Van Riper erkannte, dass der Patient nicht lernen muss, flüssig zu sprechen, was ihm von Natur aus mitgegeben ist, sondern dass er lernen kann, adäquat auf sein Stottern zu reagieren, indem er das Stottern erst “erfährt“. Der Betroffene wird phonetisch geschult und ernst genommen. Somit vermindert sich das Anstrengungsverhalten und durch die richtige Reaktion befreit sich der Stotternde von seinen Blockaden.

Die Therapie als Intervalltherapie:

Intervalle bieten die Möglichkeit, das Erlernte im Alltag umzusetzen.

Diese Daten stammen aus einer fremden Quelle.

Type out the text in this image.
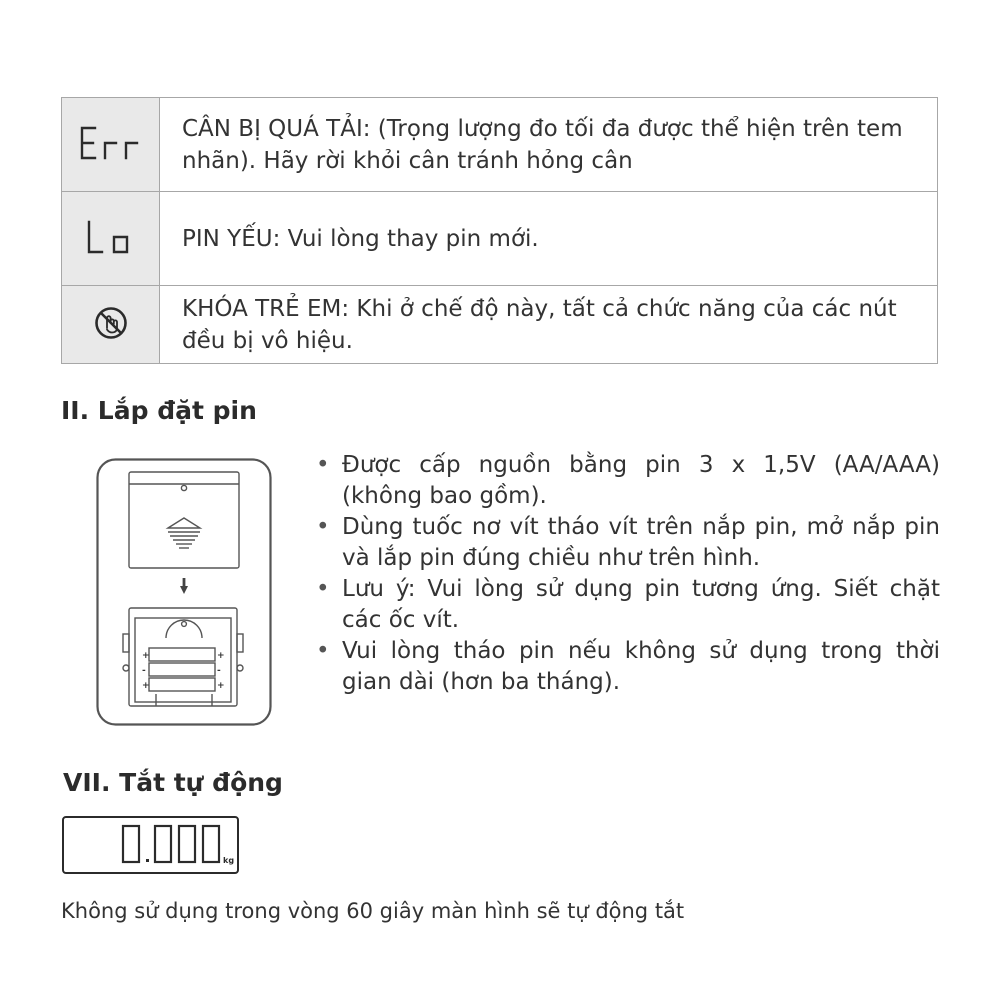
	CÂN BỊ QUÁ TẢI: (Trọng lượng đo tối đa được thể hiện trên tem nhãn). Hãy rời khỏi cân tránh hỏng cân
	PIN YẾU: Vui lòng thay pin mới.
	KHÓA TRẺ EM: Khi ở chế độ này, tất cả chức năng của các nút đều bị vô hiệu.
II. Lắp đặt pin
+	+
-	-
+	+
• Được cấp nguồn bằng pin 3 x 1,5V (AA/AAA) (không bao gồm).
• Dùng tuốc nơ vít tháo vít trên nắp pin, mở nắp pin và lắp pin đúng chiều như trên hình.
• Lưu ý: Vui lòng sử dụng pin tương ứng. Siết chặt các ốc vít.
• Vui lòng tháo pin nếu không sử dụng trong thời gian dài (hơn ba tháng).
VII. Tắt tự động
kg
Không sử dụng trong vòng 60 giây màn hình sẽ tự động tắt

Die Therapie erstreckt sich über ein ganzes Jahr und findet vier mal für 5 Tage in Folge statt. Zwischen diesen Therapiewochen bleibt jeweils eine Pause von 4 bis 6 Wochen. Nach dem vierten Intervall wird ein halbes Jahr Pause eingeschoben und mit einem Abschlusswochenende die Therapieerfolge besiegelt. Auf diese Weise ist die Langzeitwirkung besser als bei Einzeltherapien.

Der Therapieplan:

Die Therapie umfasst 4Phasen, die wie Zahnräder ineinander greifen:

  • I. Identifikation
    Der Betroffene wird in all seiner pathologischen Symptomatik erfasst und im Bereich der Phonetik ausgebildet, damit er erkennt und lernt, das Stottern von den Sekundärsymptomen zu unterscheiden.
  • II. Desensibilisierung
    Man versucht, die Blockaden gelassener auszuhalten, um all die Ängste und negativen Abläufe aufzubrechen und zu bearbeiten. Telefonate und Übungssituationen im Freien sind ganz wichtige Bestandteile.
  • III. Modifikation
    Hier wird das gestotterte Wort in einer sehr verlangsamten Form gesprochen, um dem Sprechdrang entgegenzuhalten. Diese Nachbesserung entpuppt sich stets als mächtiges Instrument in der Arbeit mit dem Stottern.
  • IV. Stabilisierung
    Nun ist alles bereit für den Pull-out: eine bemerkenswerte Sprechtechnik, die weder die Person noch den Inhalt des Gesagten verzerrt oder verfremdet – ein eben besseres Stottern.

Beim Abschlusswochenende hat man die Möglichkeit, bei eventuell aufgetretenen Problemen, Umstrukturierung der Lebenssituation, etwaigem Erfahrungsaustausch behilflich zu sein. Das Geübte wird erneut erprobt, evtl. verbessert und stabilisiert.